小嶋:今は何も決まっていないの。でも全然不安じゃない。もう12年も頑張ったし、スポットライトを浴び続けたいとも、第一線に立ち続けたいとも思わないから。ただ、表に出るだけじゃなくて、何かクリエイティブなことがしたいな、とは漠然と思っています。この先どんな仕事ができて、どんな人たちと接するか、って考えると期待しかないんです。
――秋元(康)さんが小嶋さんのために書き下ろした卒業ソング「気づかれないように…」が収録された、47枚目のシングル『シュートサイン』が最後の曲になりますね。秋元さんから、卒業に関して何か言葉はありましたか?

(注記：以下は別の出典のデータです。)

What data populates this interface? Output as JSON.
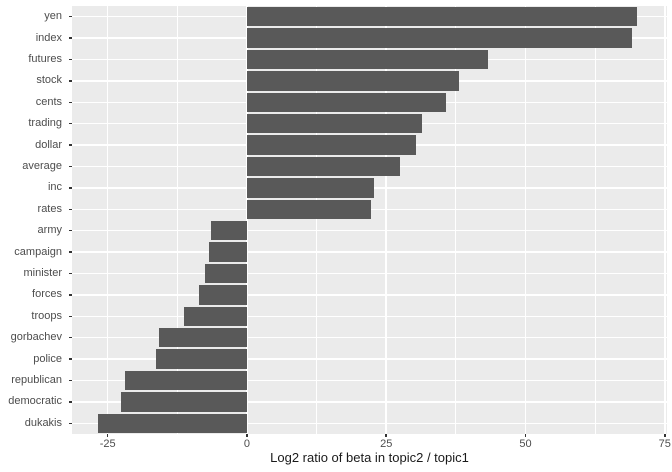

小嶋:んー忘れちゃった(笑)。でも何か決断する時とか、仕事の相談をLINEですると、いつもアドバイスをくれますし、たまにごはんに行ったりもするんだけど、あんなに面白いおじさんっていない。発想とか話とか例えとかが秀逸なんです。他にもいろんなお仕事をされているのに、AKB48の一人一人の性格まで把握してくれているから、身近な話もできるし。感謝しています。『シュートサイン』はプロレス用語でガチンコ勝負って意味で、それを本気の恋愛にたとえた恋愛ソング。ちょうどメンバーがプロレスのドラマをやっていることもあって、MVでもみんなレスラーの格好をしています。私、実はこれまでMVでがっつり映るってことがほとんどなかったので、こんなに主役になるのって初。伝説のレスラーが引退するというストーリーで、卒業にかけて
いるんです。
――最後のステージは、誕生日でもある4月19日の秋葉原AKB48劇場ですが、大きな卒業コンサートは「こじまつり~前夜祭~」「こじまつり~小嶋陽菜感謝祭~」(編集部注:2月21・22日に開催)ですね。演出やプロデュースにかなり関わっているそうですが。
小嶋:まず、会場は絶対に、原宿駅の目の前の国立代々木競技場第一体育館で、と決めていました。なぜかというと、私は12年前、原宿駅の表参道口に貼られていたポスターを見て、オーディションに応募したから。原宿はそういう意味では私の原点。その思い出の地が、最後に自分のTシャツを着たファンで埋め尽くされるのって嬉しいなって思った。だからファッションディレクターやデザイナーとして活躍している三浦大地さんとか、NIGO(R)さんなどとコラボして、卒コンの前にラフォーレ原宿で、グッズ販売のポップアップショップを出すことにしたんです。コンサートの演出を考えたり、衣装を決めたり仕掛けたりするのにも夢中で。全32曲のセットリストを決めるのもめっちゃ楽しかったんだけど、あ、これ自分も全部リハするんだっけ…って気づいてちょっと面倒くさくなりました(笑)。
――卒業するにあたり、ファンに特別な思いはありますか?
小嶋:私たちって劇場でも握手会でも、ファンとの距離感がすごく近かったんです。それがAKB48の強みなんですが、逆に近すぎて、感謝はしているんだけど、お互いにありがたみがわかってないと思う(笑)。もう友達みたいになっちゃってるんですよ。でも、このポーズとかこの写真は、ファンのみんなが好きそうだな、とかずっと考えながら活動してきて、それが今に繋がっている。だから最後にファンの方が一番よろこんでくれて、びっくりするようなコンサートにしたいと思っています。そして最後の劇場公演もお楽しみに♪
2月22日「こじまつり〜小嶋陽菜感謝祭〜」が始まる約1時間前、原宿の街は、小嶋さんがデザインした感謝祭Tシャツを着たファンで埋め尽くされていた。
このインタビューでは、なかなか卒業しなかった理由を「辞めるのも面倒だったから」と冗談交じりで答えていた小嶋さんが、コンサートのアンコールで、純白のドレスに身を包み、1万2000人のファンを前に涙ながらにこう締めくくった。